« Je ne vois plus la poule grise ;
Oh ! va, je n'en veux pas beaucoup
Au renard qui nous l'aura prise :
Elle ne pondait plus du tout...
Pourtant elle devait par-là même être grasse,
Et bien grasse ; et, ma foi, si l'on eût du glouton
Flairé ce mauvais tour, aussi bien pouvait-on
Faire le régal à sa place. »
Ainsi j'écoutais Anne à part soi raisonner,
A sa volaille un jour donnant à déjeuner.
Après ce soliloque, un demi-mois s'écoule,
Et (comme, en ces bas lieux, de tous événements
C'est le destin communément),
L'on ne pensait plus à la poule,
Quand un lundi
(Miracle !), vers midi,
Notre absente aux yeux d'Anne, étonnée et ravie,
De vingt charmants poussins se présente suivie !
<< Mère, accours donc ! Oh ! viens voir qui voilà !
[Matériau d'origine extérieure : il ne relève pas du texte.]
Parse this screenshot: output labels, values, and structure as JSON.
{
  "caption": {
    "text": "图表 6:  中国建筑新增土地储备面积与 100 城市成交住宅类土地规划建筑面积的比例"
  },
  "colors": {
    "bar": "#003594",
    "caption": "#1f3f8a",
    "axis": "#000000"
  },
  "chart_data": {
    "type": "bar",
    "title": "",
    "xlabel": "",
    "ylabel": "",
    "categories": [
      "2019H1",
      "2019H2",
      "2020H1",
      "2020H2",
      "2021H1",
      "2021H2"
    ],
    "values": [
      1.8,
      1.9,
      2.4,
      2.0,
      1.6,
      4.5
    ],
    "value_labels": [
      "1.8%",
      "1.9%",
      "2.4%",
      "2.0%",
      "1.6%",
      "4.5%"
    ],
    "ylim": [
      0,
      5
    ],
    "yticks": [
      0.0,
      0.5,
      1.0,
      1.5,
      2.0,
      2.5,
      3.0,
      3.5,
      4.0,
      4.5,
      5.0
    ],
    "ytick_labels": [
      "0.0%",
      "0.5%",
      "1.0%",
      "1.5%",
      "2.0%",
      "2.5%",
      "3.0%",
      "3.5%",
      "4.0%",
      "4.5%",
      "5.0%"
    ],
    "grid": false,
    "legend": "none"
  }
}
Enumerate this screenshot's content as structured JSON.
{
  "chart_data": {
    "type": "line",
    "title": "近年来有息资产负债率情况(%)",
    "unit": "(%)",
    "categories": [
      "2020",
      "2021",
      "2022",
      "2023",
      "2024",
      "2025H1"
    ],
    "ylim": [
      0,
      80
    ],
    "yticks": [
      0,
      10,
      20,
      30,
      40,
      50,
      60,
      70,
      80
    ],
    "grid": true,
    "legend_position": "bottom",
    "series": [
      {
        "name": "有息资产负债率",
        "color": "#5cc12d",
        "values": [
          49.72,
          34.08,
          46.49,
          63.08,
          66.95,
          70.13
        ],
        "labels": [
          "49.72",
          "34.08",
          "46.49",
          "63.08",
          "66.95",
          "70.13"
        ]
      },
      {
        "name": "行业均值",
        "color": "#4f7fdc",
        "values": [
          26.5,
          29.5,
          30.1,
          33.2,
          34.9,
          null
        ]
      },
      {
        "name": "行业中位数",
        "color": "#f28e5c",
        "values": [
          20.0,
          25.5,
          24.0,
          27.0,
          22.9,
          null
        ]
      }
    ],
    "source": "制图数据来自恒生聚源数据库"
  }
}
Crie en sautant la jeune fille,
La belle petite famille
Qui nous arrive là ! ….. »
De l'énigme le mot aisément se devine :
Se voyant de son nid tour-à-tour enlèver
Ses plus beaux œufs, la poule, fine,
Avait pris le parti d'aller à la sourdine
Sous un buisson pondre et couver.
Detout point, commeonjuge, elle y trouva son compte.
Lecteur, les œufs de notre petit conte
Ce sont les courts moments que Dieu nous départit :
On les dissipe aux lieux où s'agite la foule ;
A l'exemple de notre poule,
Prudemment cachons-nous pour les mettre à profit.